One study reports three groups of patients who were tested for Parvovirus B19 DNA(6). These included a group of myocarditis patients, a group of transplant rejection patients and a control group. Parvovirus B19 DNA was found in:

  • 0.8% of the myocarditis patients.
  • 3% of the transplant rejection patients.
  • 0% of the control group.

This is a statistically significant number of transplant rejection patients with evidence of B19 DNA in comparison to the control group. Two of these transplant rejection patients suffered persistent rejection despite aggressive antirejection therapy. These findings show that Parvovirus infection following transplantation may contribute to some cases of rejection. It also appears that Parvoviral myocarditis, although rare, may be more common than previously identified and reported.

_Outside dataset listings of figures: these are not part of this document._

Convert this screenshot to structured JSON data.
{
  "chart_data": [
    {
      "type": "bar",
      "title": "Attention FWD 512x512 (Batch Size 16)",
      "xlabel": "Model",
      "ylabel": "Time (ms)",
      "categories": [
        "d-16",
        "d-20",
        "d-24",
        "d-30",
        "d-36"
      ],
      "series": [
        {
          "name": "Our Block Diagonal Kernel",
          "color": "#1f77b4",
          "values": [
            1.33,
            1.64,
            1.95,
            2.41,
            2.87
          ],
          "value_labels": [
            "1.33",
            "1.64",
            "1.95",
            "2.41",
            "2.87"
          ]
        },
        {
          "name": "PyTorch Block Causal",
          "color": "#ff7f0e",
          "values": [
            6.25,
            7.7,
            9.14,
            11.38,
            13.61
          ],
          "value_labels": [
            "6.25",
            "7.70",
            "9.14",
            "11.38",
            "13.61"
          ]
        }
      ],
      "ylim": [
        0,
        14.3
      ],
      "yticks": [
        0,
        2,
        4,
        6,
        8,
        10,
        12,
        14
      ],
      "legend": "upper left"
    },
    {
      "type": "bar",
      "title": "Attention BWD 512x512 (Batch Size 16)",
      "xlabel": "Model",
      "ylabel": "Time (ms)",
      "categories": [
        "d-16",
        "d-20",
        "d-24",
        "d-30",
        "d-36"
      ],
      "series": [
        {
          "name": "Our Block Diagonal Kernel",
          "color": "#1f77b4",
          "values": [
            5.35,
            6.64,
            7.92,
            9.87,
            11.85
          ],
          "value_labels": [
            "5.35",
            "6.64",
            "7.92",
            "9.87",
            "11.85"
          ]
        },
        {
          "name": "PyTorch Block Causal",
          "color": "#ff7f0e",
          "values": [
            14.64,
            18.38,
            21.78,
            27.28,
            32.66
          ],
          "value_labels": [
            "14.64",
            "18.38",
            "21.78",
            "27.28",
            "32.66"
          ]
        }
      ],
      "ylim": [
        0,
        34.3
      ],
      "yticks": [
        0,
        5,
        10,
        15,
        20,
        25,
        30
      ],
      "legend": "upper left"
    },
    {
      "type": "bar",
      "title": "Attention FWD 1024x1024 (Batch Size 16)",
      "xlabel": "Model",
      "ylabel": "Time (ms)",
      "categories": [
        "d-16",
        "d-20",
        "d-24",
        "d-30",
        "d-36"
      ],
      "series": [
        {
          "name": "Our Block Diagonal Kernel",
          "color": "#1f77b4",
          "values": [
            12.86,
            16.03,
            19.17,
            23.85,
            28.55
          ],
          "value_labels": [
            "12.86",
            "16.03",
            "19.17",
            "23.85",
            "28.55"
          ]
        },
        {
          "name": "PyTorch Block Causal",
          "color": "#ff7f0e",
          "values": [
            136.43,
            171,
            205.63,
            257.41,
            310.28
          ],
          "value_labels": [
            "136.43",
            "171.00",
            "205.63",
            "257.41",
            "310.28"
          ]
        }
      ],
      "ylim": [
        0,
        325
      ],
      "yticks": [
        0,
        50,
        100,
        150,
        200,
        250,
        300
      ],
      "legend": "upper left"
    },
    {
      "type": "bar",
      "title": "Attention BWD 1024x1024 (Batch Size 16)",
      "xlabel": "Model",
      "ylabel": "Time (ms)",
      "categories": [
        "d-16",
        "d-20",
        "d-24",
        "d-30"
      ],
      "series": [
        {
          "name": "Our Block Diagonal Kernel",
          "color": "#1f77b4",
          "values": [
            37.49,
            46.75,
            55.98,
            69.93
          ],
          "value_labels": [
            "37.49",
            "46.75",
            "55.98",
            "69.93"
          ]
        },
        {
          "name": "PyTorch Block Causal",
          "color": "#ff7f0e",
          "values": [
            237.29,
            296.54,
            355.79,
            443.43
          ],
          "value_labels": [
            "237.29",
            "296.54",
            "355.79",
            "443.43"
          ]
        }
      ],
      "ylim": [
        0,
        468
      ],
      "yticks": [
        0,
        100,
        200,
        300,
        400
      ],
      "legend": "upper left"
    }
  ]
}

It is important that Parvovirus B19 infection is considered in cases where patients present with myocarditis or transplant rejection due to unknown etiological agents. In solid-organ transplant recipients, a Parvovirus B19 infection should be suspected in the presence of aplastic anemia following aspecific symptoms of viral infection (fever, fatigue, cutaneous rash), or even if no such symptoms are detected. The onset of anemia after transplantation varies from 2 to 34 months(5). Intravenous immunoglobulin (IVIG) therapy is effective in treating chronic Parvovirus B19 infection in transplant patients(2,5,8).

References:

  1. Nour B, Green M, Michaels M et al.: Parvovirus B19 Infection in Pediatric Transplant Patients. Transplantation 56: 835-838, 1993.
  2. Moudgil A, Shidban H, Nast CC et al.: Parvovirus B19 Infection-Related Complications In Renal Transplant Recipients. Transplantation 64: 1847-1850, 1997.
  3. Enders G, Dötsch J, Bauer J et al.: Life-Threatening Parvovirus B19-Associated Myocarditis and Cardia Transplantation as Possible  Therapy: Two Case Reports. Clinical Infectious Diseases 26: 355-358, 1998.
  4. Cohen BJ, Beard S, Knowles WA et al.: Chronic Anemia Due to Parvovirus B19 Infection in a Bone Marrow Transplant Patient After Platelet Transfusion. Transfusion 37: 947-951.
  5. Murer L, Zacchello G, Bianchi D et al.: Thrombotic Microangiopathy associated with Parvovirus B19 Infection after Renal Transplantation. J Am Soc Nephrol 11:1132-1137, 2000.
  6. Schowengerdt K, Ni J, Denfield S et al.: Association of Parvovirus B19 Genome in Children with Myocarditis and Cardiac Allograft Rejection. Circulation 96: 3549-3554, 1997.
  7. Heegaard ED, Eiskjaer H, Baandrup U et al: Parvovirus B19 Infection Associated with Myocarditis following Adult Cardiac Transplantation. Scand J Infect 30: 607-610, 1998.
  8. Wicki J, Samii K, Cassinotti P et al.: Parvovirus B19-induced red cell aplasia in solid-organ transplant recipients. Two case reports and review of the literature. Hematology Cell Therapy 39: 199-204.